Il nucleo della decisione assolutoria era questo: «i periti valutano di non univoca interpretazione almeno in parte le registrazioni realizzate presso lo studio del dottor Panzara (...) riguardo alla cassetta afferente il bar Grillo se la trascrizione disposta dai membri della Dia di Messina odierni imputati si discosta da talune delle altre trascrizioni formatesi nel corso del procedimento si rivela ampiamente conforme a quella posta in essere dal perito Pirinoli, il quale proprio in ragione di tale circostanza veniva originariamente indagato. E tuttavia stante l'assenza di comprovati legami o rapporti tra quest'ultimo e i co indagati non si comprende perché questi avrebbe dovuto stilare una consulenza non conforme al vero». Insomma, massima garanzia per chi in ogni caso si era reso autore di trascrizioni in cui i voli di fantasia interpretativa erano giunti a riempire 31 minuti di nomi, date e circostanze in quello che poi la Cassazione chiama, annullando la sentenza del gip, un caso di «miraggio collettivo». Perché il lettore possa farsi un'opinione, va inoltre detto che Pirinoli è il perito di trascrizioni foniche di fiducia di molte direzioni distrettuali antimafia, e quasi tutti gli addetti i lavori lo conoscono.
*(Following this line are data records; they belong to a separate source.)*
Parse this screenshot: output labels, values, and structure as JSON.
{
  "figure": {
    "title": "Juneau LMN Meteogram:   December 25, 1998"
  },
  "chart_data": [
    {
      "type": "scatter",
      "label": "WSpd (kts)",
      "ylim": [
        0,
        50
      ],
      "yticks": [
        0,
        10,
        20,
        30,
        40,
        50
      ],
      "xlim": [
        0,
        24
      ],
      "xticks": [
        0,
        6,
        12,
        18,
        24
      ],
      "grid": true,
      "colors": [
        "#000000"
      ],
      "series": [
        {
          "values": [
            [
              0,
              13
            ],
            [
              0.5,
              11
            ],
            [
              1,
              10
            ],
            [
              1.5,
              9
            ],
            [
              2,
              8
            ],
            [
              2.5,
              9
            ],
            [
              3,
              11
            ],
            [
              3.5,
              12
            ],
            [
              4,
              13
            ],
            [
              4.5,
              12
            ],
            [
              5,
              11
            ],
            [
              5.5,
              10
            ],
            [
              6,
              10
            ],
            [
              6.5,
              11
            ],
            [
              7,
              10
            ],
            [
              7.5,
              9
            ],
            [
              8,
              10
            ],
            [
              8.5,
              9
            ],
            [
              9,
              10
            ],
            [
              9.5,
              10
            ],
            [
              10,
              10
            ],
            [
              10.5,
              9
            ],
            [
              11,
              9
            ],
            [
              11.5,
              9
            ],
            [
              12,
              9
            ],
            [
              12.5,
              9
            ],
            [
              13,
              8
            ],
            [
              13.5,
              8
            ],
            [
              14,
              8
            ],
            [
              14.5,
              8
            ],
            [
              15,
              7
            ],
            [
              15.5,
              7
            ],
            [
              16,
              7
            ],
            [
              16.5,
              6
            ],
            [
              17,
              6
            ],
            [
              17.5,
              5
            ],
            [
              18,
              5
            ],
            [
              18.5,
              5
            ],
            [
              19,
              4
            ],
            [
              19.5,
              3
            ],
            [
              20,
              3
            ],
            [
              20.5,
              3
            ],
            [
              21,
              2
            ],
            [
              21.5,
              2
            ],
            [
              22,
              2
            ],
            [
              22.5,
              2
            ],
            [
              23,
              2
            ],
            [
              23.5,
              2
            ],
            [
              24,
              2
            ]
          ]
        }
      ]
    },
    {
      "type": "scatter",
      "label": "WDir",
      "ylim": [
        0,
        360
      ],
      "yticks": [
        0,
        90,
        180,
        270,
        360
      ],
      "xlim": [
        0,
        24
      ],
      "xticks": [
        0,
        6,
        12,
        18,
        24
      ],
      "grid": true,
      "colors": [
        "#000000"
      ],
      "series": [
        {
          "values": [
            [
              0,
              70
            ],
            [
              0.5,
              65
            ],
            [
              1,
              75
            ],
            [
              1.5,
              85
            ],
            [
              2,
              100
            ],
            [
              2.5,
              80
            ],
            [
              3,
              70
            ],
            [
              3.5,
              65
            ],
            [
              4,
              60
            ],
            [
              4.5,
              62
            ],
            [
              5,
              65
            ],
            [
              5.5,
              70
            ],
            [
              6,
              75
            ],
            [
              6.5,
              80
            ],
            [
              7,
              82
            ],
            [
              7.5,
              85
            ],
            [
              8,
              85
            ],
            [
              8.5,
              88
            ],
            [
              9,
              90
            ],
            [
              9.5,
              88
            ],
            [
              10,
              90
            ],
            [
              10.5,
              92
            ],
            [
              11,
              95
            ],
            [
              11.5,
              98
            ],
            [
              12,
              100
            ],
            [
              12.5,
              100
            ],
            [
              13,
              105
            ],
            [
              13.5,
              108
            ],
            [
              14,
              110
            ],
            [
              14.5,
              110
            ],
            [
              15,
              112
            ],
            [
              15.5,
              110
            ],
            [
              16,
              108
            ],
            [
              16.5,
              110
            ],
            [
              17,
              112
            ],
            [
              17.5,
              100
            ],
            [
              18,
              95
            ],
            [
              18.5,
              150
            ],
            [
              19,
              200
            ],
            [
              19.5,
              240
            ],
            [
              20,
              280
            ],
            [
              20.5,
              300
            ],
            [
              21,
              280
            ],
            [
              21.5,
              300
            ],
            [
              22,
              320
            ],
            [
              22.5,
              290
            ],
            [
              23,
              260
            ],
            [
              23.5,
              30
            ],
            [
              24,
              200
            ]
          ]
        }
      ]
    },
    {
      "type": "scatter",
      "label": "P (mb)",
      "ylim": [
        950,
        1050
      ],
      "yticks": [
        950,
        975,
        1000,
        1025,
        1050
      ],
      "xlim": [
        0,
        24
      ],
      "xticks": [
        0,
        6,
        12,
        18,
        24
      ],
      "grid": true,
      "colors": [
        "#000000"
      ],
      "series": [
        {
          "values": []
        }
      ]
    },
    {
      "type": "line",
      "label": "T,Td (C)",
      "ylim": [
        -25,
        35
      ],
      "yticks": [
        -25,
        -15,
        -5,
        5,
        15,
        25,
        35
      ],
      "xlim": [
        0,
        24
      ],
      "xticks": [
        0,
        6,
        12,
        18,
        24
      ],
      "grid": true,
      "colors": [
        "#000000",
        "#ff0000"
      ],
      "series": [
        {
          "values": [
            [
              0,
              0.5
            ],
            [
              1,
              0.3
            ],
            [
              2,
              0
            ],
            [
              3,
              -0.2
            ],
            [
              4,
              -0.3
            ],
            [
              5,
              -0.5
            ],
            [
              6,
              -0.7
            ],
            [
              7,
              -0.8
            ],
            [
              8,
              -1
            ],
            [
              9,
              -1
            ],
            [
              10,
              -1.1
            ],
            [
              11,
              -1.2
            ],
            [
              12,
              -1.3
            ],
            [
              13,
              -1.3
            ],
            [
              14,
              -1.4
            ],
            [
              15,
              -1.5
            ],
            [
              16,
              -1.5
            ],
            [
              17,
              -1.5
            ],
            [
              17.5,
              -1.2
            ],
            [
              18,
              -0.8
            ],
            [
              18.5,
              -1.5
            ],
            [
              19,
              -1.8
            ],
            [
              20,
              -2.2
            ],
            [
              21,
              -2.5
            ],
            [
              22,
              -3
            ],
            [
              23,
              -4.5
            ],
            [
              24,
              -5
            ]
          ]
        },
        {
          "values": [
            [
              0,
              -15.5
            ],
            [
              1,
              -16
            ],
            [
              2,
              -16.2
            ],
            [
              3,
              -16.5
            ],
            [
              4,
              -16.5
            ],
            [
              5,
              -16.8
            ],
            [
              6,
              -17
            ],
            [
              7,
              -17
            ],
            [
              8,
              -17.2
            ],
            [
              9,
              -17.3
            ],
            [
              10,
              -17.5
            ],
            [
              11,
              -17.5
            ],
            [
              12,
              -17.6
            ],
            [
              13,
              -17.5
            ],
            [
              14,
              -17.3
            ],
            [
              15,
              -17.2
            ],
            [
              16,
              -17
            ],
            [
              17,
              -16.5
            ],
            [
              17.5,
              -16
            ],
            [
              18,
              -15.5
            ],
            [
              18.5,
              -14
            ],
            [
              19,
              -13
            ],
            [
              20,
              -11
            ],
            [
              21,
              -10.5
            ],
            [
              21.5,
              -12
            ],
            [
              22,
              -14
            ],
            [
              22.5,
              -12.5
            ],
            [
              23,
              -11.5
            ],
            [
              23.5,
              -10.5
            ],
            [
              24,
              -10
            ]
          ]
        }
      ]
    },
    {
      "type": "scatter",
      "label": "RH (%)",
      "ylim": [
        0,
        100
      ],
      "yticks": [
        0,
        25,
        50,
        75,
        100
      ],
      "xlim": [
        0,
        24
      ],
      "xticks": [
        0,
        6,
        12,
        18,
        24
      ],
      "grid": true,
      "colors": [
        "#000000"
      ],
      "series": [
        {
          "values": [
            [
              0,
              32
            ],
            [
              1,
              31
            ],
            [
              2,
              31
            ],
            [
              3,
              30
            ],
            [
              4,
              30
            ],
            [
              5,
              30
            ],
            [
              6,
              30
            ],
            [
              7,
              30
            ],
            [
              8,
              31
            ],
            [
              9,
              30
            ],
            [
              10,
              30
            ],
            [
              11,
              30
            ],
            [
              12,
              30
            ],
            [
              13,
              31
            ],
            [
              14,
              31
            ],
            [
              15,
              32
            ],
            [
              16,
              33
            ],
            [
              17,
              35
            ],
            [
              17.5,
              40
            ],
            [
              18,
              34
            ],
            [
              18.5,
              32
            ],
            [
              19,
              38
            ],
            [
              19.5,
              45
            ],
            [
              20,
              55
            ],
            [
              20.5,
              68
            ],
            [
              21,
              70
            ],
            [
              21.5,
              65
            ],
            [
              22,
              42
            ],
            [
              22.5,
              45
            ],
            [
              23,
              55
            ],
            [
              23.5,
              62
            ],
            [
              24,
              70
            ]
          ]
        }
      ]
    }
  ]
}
Inoltre, al momento delle intercettazioni ambientali del 2001, gli agenti non avevano redatto alcun rapporto di accompagno che di solito invece viene fatto per prassi quando i nastri contengono qualcosa di penalmente rilevante. Infine, in aula Gip a Messina, il perito del giudice stabilì che non c'era neanche concordanza tra i tempi delle sillabe pronunciate e le trascrizioni: una sorta di doppiaggio, infedele e fuori sinc. Per il gip di Lecco però in mancanza di certezze foniche poteva essere legittima ogni possibile interpretazione, a quanto pare.

Al di là del "come andrà a finire la storia", c'è già un'istituzione sconfitta in partenza: la giustizia. E si calcolino i costi per il contribuente di un'indagine andata avanti per undici anni per poi produrre un processo per calunnia  e falso a carico di alcuni dei consulenti della pubblica accusa. Da un processo ne nascono tre, comunque vada a finire qualcuno si farà male, ma certo in termini di produttività antimafia questa tranche d'indagine dai risvolti fantozziani è prossima allo zero.